Senior DL Software Engineer, Model Optimization and Edge Deployment - Autonomous Vehicles

at Nvidia

📍 Santa Clara, United States

USD 184,000-356,500 per year

SENIOR

✅ On-site

Used Tools & Technologies

Not specified

Required Skills & Competences
Tag name is followed by "@" symbol and proficiency level value. About proficiency levels:

1-2 — basic awareness. Minimal hands-on experience, and a rudimentary understanding of the technology's purpose;

3-6 — daily use. Comfortable and regular usage, capable of handling common tasks and challenges related to the technology;

7-9 — you are an expert, you can teach others, you know all the pitfalls and tricks;

10 — exceptional knowledge, comprehensive understanding, and adeptness in all aspects of the technology, including advanced problem-solving. Think twice before claiming or demanding such level.

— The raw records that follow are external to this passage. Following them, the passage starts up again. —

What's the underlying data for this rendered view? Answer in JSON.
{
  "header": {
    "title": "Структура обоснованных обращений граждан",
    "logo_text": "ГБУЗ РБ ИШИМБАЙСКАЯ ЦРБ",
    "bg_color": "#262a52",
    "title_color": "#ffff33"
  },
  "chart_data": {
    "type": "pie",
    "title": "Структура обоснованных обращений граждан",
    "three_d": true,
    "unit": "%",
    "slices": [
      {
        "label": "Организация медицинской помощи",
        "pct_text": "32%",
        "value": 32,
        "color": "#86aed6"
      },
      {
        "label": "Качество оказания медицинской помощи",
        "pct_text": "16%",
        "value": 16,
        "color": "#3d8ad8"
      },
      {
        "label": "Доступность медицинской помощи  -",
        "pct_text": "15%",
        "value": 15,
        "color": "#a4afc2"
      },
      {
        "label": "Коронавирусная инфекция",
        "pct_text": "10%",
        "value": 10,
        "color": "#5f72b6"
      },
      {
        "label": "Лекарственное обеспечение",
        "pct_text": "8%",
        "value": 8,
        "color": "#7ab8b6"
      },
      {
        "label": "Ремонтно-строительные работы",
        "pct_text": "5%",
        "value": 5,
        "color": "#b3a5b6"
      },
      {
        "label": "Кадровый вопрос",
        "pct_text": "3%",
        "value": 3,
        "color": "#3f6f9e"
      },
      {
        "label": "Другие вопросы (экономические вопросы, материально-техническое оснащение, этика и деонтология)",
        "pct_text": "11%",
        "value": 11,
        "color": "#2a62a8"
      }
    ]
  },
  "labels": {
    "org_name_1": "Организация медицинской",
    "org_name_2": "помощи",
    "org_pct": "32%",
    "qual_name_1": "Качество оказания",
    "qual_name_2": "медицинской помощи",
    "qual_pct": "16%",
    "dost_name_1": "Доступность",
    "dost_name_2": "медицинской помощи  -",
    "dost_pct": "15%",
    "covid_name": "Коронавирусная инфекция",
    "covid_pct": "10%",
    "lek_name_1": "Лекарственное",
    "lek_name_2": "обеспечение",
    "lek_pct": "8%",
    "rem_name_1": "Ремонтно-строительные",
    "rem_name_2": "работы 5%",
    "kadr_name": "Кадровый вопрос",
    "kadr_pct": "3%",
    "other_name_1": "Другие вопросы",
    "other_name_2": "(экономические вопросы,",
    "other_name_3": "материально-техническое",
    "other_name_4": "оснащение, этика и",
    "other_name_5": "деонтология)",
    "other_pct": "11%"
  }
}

Algorithms @ 4 Machine Learning @ 6 LLM @ 4 PyTorch @ 4 CUDA @ 3 GPU @ 7 Deep Learning @ 4 AI @ 7 Profiling @ 4 Robotics @ 4 vLLM @ 6 TensorRT @ 4 SGLang @ 6 JAX @ 6

Details

NVIDIA is seeking a high-caliber Deep Learning Engineer to bridge cutting-edge multimodal architectures and real-time robotic execution for autonomous vehicles. In this role you will design and implement state-of-the-art algorithms to make LLM/VLM models fast, lean, and reliable enough to power an end-to-end driving stack. You will re-architect models for the edge to meet strict latency and safety constraints of an AV compute platform and integrate large-scale models within a high-performance C++ production environment.

Responsibilities

Develop state-of-the-art model optimization techniques (examples: speculative decoding with block diffusion, KV cache streaming, Prefill–Decode separation) to boost end-to-end model performance for production deployments.
Implement advanced compression techniques including quantization (FP4/FP8), pruning, and knowledge distillation to minimize model footprints while preserving safety-critical accuracy.
Design high-performance inference optimizations, including automated model sharding (tensor/sequence parallelism) and efficient attention kernels optimized for KV-caching.
Conduct deep, layer-by-layer model profiling to identify compute and memory bottlenecks and drive targeted optimizations for real-time execution.
Leverage the PyTorch ecosystem to extract standardized model graph representations and automate deployment pipelines for TensorRT conversion.
Scale deep learning model performance across NVIDIA edge architectures to maximize throughput of specialized accelerators on-road.
Architect software interfaces to integrate and interact with large-scale models within a high-performance C++ production environment.
Partner with research, TensorRT, and Cosmos teams to translate innovations into shipping product solutions.

Requirements

PhD with 4+ years, MS with 6+ years, or BS (or equivalent experience) with 8+ years of relevant experience in Computer Science, Computer Engineering, or a related technical field.
Expert-level proficiency in PyTorch, JAX, or similar machine learning frameworks.
Sophisticated proficiency with modern LLM/VLM inference stacks such as vLLM, TensorRT-LLM and SGLang.
Proven track record of training, deploying, or optimizing large-scale deep learning models in production environments.
Deep familiarity with NVIDIA deep learning SDKs, specifically TensorRT and CUDA.
Strong understanding of GPU architecture and the compilation stack, with the ability to debug end-to-end performance across the hardware/software boundary.

Ways to Stand Out

Deep experience with LLM, VLM, and VLA model optimization tailored for real-time robotic control, embodied AI, and autonomous decision-making.
Proven track record of implementing low-bit inference.
Prior experience writing custom high-performance kernels using CUDA, Triton, or CUTLASS to accelerate non-standard layers and specialized attention mechanisms.
Active contributions to open-source inference and optimization libraries such as vLLM, SGLang, and TensorRT-LLM.
Thorough understanding of real-time robotics constraints including safety-critical determinism, hardware-in-the-loop (HIL) testing, and ultra-low latency requirements.

Compensation & Benefits

Base salary range:
- Level 4: 184,000 USD - 287,500 USD
- Level 5: 224,000 USD - 356,500 USD
Eligible for equity and benefits. (Link to NVIDIA benefits referenced in original posting.)

Additional Information

Applications accepted at least until April 25, 2026.
This posting is for an existing vacancy.
NVIDIA uses AI tools in its recruiting processes and is an equal opportunity employer committed to a diverse work environment.